Lenora de Barros (Born in São Paulo, 1953) lives and works in São Paulo.
Lenora de Barros is a visual artist and poet, graduated in Linguistics from Universidade de São Paulo (USP). She started her artistic career in the 1970s. The first works created by the artist can be placed in the field of visual poetry springing from the concrete poetry Brazilian movement of the 1950s. In 1983, de Barros published the book Onde Se Vê (Where One See), a set of somewhat uncommon “poems.” Some of them dispensed with the use of words and were constructed as photographic sequences where the artist herself acted out different characters. This book already announced Barros’s transition into the field of Visual Arts. Since then, the artist created a body of work through diversified artistic expressions: video, performance, photography, sound installation, and construction of objects. In the same year, de Barros presented visual poems in videotexts at the 17th São Paulo Biennial. In 1990 she moved to Milan and stayed there for a year and a half, when she held her first solo exhibition Poesia É Coisa de Nada (Poetry is Almost Nothing) at the Mercato del Sale Gallery, with works produced between 1985 and 1990. In this show, de Barros inaugurated the series Ping-Poems: she distributed 5,000 ping-pong balls on the gallery floor with the title sentence printed on them. Between 1993 and 1996, de Barros wrote an experimental column in São Paulo’s Jornal da Tarde, entitled …Umas (…Some). From the column emerged works and ideas that became autonomous videos and photo-performances over the following years. In 2013, the 65 columns and 2 video-performances were exhibited for the first time at Casa Laura Alvim, curated by Glória Ferreira, in Rio de Janeiro, and in 2014 they were presented at the art center Pivô, in São Paulo.

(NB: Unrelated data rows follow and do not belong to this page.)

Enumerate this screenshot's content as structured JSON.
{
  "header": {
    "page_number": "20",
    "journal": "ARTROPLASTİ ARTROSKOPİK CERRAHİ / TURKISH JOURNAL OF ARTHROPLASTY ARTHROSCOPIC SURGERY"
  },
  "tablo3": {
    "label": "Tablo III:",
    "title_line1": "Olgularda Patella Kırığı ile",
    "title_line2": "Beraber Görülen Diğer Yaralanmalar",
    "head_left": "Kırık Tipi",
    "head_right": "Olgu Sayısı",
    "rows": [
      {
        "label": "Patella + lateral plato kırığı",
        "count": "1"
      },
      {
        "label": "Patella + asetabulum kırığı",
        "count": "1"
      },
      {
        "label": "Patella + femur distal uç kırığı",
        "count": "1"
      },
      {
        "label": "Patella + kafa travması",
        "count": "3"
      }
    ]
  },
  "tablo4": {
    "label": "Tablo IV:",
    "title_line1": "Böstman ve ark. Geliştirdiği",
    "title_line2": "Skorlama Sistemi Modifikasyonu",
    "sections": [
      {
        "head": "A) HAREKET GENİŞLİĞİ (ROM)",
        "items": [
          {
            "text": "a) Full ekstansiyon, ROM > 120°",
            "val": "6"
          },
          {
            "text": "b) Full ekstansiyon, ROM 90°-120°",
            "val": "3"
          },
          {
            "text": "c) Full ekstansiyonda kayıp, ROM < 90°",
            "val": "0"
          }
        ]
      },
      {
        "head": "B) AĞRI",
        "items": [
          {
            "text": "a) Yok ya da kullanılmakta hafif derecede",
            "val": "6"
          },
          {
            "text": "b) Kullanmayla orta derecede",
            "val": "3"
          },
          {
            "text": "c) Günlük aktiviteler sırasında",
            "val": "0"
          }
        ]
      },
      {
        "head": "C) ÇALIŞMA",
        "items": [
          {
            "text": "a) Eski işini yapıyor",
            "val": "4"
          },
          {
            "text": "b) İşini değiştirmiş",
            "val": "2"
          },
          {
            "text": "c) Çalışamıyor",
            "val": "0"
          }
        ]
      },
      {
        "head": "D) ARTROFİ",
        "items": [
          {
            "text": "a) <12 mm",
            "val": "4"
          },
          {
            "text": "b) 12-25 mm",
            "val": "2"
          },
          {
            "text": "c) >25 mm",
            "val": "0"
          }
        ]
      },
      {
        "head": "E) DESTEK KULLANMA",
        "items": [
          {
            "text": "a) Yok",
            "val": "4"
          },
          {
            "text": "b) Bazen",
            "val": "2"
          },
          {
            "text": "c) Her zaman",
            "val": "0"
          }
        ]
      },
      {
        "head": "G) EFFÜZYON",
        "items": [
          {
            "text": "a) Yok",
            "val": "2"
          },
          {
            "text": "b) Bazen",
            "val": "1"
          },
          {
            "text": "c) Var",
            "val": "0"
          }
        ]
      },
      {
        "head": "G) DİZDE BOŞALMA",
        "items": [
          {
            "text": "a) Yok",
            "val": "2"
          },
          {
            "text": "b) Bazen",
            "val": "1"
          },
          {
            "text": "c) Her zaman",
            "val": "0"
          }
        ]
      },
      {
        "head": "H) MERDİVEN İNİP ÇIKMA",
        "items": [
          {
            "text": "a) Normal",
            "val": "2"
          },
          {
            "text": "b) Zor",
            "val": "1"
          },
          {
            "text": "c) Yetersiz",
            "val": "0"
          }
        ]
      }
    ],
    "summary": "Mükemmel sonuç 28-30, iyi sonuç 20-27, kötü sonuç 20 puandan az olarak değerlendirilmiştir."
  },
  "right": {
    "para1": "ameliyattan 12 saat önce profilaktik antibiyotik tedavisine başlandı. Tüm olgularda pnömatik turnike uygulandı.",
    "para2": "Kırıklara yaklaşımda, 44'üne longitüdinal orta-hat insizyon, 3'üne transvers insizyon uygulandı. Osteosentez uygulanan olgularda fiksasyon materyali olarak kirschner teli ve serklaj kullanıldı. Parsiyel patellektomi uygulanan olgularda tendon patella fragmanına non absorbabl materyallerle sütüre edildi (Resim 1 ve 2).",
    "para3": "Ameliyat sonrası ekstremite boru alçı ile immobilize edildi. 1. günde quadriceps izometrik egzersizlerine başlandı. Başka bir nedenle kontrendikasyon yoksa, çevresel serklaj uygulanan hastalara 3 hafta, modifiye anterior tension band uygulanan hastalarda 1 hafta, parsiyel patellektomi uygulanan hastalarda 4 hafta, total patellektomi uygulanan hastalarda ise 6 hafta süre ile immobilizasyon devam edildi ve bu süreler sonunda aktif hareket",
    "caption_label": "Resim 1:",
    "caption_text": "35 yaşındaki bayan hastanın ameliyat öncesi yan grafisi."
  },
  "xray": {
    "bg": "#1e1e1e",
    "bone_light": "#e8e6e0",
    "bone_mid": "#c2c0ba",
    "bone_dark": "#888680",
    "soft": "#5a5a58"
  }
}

In 2017, with the emblematic works Poem (1979) and Homage to George Segal (1985), she participated in the iconic exhibition Radical Women: Latin American Art, 1960–1985, curated by Cecilia Fajardo-Hill and Andrea Giunta, at the Hammer Museum, Los Angeles; Brooklyn Museum, NY (2018) and Pinacoteca do Estado de São Paulo (2018). Her work is part of public collections in Brazil and worldwide, including the Hammer Museum (USA), Museu d’Art Contemporani de Barcelona (Spain); Daros Latin-American Collection (Switzerland); Museu de Arte Moderna de São Paulo – MAM-SP (Brazil); and Pinacoteca do Estado de São Paulo (Brazil). Among the exhibitions she has been featured in are the group and solo shows held at the Mexic-Art Museum (Austin, USA, 2002); Revídeo, at Oi Futuro (Rio de Janeiro, Brazil, 2010); Migros Museum (Zurich, Switzerland, 2015); the 4th Thessaloniki Biennial of Contemporary Art (Greece, 2013); the 17th, 24th and 30th São Paulo International Biennial; and the 11th Lyon Biennial.